380 points posted to Monitors and Displays by bluefoxicy 05/15/07

Mary Lou Jepsen developed a new type of LCD display for the OLPC that uses a prism and a white light source (a white LED) with a wide gamut to produce brillian, wide-gamut color ranges with lower power. Basically, it uses a prism and a reflector to direct the appropriate color of light to a pixel on the screen; rather than blasting a white fluorescent backlight and dimming out the red/green/blue channels to what you want.

This design can be easily manufactured (according to Wikipedia, http://en.wikipedia.org/wiki/Children%27s_Machine#Display ) on existing LCD fabrication equipment; utilizes no mercury if you use a bright white LED for the light source; has a wider color gamut; and utilizes much less power (powering a bright white LED, getting full brightness out instead of blocking 85% of the light, can adjust brightness by dimming the LED...).

I'd like to see this sort of design replace modern LCD monitors. The technology utilized is interesting, and with more work it could become the standard LCD technology for a while; it may even meet or exceed visual quality in comparison with CRTs. I'm not a hardware engineer, so I can only speculate based on what I've read; but I find the design impressive from a logistics standpoint.

expatinasia
05/15/07
Computers with an LCD panel with a white LED, as compared to a CCFT, backlight are currently available...though not from Dell.
bluefoxicy
05/16/07
It's not exactly a backlight. I've seen the models available, using an array of 48 LEDs that have different wavelengths or something, and they cost $3000-$4000. They use the same LCD technology, filtering red/green/blue channels from white (combined from various LEDs) light into the appropriate intensity, in 3-component pixels. (This is the design http://videoediting.digitalmedianet.com/articles/viewarticle.jsp?id=33128 )

This technology instead uses a single white LED and reflector to direct light to a pixel; as I understand, brightness is inherited from the LED's current intensity, and color is inherited from splitting the light prismatically to produce the proper color in a single-component pixel (i.e. the pixel is orange, not 100% RED 50% GREEN 0% BLUE). Color gamut is limited by the gamut of a white LED; white LEDs with wider gamut than mercury fluorescent tubes can be easily got.
expatinasia
05/16/07
For notebook computers, it's exactly a backlight. Several dozen white LEDs (along the width of the LCD) are focused through a "prismatic reflector" (not a "prism") to provide even lighting the entire height of the LCD. I'ts very tricky to do. Individual LED color, focus, and brilliance vary. Too, the LED output degrades quicker than a CCFT.
bluefoxicy
05/16/07
Ah, this design seems to result more in scanlines, where you start in the top left corner and draw a row at a time down to the bottom. This is how CRTs work, except the light source is a phosphor coating on the screen that glows when excited with electrons (or some such thing; I'm not an engineer).
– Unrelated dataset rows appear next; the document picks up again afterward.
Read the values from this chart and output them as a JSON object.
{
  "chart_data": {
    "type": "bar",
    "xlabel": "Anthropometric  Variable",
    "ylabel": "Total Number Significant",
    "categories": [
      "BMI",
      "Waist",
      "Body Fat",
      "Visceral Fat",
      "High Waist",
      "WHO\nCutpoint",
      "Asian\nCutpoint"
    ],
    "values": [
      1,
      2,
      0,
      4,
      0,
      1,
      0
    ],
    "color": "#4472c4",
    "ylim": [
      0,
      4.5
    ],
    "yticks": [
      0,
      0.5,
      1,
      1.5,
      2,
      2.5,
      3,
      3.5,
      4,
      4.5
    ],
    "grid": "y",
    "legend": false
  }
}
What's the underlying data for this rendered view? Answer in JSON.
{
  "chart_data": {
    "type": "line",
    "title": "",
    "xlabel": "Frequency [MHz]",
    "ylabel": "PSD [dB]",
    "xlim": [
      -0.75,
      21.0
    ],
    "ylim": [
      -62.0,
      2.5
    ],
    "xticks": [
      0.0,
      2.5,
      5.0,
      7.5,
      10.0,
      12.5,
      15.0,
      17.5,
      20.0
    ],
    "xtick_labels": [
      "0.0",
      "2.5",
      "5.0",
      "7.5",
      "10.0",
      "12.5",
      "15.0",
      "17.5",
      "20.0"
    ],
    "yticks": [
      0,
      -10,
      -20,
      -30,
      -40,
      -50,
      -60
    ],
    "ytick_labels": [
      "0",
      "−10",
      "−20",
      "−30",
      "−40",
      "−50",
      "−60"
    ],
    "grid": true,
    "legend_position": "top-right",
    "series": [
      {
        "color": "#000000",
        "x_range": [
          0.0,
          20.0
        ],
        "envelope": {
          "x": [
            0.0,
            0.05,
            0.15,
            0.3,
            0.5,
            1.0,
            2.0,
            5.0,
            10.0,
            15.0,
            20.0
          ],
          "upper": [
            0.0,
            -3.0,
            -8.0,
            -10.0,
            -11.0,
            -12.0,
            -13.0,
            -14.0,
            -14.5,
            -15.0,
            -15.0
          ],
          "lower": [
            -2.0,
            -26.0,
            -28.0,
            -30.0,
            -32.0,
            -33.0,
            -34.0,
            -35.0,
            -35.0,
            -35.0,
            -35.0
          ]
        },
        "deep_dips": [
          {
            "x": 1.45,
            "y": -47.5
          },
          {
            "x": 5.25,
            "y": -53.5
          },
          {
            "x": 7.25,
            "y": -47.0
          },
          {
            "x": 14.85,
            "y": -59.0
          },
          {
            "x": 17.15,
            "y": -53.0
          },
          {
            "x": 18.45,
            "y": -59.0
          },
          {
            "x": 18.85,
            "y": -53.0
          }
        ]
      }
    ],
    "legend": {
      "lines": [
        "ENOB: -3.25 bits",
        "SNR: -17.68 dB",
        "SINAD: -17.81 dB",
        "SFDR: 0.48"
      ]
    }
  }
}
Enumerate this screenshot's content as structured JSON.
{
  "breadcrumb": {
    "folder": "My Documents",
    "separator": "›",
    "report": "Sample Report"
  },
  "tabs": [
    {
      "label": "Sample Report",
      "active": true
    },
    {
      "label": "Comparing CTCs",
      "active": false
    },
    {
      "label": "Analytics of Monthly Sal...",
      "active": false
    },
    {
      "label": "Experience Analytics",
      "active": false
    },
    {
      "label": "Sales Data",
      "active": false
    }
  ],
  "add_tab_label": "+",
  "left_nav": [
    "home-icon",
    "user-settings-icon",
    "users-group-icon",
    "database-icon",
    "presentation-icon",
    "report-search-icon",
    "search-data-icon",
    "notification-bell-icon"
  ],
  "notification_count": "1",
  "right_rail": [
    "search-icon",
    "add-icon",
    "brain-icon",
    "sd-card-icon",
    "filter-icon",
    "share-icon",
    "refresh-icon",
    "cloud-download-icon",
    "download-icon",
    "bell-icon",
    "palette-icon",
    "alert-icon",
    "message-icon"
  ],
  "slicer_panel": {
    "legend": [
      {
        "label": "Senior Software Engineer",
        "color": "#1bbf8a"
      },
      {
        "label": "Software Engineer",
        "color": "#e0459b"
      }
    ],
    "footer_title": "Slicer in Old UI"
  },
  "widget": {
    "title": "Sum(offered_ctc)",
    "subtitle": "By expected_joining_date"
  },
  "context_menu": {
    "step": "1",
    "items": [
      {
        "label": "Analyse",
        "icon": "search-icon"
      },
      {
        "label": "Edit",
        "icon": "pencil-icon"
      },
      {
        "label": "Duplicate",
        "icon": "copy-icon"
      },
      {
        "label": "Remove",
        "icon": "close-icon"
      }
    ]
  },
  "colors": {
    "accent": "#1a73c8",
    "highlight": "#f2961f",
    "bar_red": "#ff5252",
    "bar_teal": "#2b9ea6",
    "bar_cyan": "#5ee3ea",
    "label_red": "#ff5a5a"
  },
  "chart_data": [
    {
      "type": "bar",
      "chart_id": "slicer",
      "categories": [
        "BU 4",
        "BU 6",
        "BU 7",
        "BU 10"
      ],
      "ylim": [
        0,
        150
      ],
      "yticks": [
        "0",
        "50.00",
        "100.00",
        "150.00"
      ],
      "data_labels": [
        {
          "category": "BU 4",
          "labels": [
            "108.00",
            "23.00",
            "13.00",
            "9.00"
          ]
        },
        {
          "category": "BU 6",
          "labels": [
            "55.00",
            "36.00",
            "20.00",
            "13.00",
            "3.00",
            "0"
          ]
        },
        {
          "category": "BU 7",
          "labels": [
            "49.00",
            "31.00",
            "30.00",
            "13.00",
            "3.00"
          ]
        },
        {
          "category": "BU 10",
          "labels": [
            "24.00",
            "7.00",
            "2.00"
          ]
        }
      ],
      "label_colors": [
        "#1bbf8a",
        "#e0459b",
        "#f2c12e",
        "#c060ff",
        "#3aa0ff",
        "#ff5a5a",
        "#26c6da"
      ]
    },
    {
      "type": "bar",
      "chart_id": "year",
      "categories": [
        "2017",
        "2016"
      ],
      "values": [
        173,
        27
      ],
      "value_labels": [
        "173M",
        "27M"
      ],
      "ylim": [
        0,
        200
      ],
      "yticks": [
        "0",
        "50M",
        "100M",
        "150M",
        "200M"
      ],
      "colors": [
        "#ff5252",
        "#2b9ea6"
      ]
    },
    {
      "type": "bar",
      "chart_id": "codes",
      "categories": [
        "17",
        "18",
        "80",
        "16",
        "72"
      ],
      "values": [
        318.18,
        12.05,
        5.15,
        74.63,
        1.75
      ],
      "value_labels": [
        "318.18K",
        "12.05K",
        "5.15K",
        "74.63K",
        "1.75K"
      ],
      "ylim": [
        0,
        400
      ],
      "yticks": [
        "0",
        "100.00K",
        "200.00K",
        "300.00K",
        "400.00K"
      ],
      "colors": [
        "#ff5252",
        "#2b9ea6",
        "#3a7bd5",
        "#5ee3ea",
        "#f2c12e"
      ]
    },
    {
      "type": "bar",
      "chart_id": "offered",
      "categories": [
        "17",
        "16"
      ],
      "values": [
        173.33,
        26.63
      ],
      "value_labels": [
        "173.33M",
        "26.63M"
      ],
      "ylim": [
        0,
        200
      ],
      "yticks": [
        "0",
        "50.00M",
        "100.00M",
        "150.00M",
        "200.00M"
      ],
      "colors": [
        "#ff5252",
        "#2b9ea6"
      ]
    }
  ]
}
How's the color gamut with that anyway? Also is it a sub-pixel type design (RGB components) or a single color per pixel design? Just curious.
expatinasia
05/17/07
The LEDs aren't "scanning" - they are "on" all of the time. Although the implementation is more technologically advanced than this: simply assume that the CCFL is replaced by a series of LEDs. The function of the CCFL and the LEDs are identical.
rotthund
05/30/07
iPods have LED backlights, and Apple is migrating to LED backlit displays.

How about transitive(?) displays? ...no back light needed.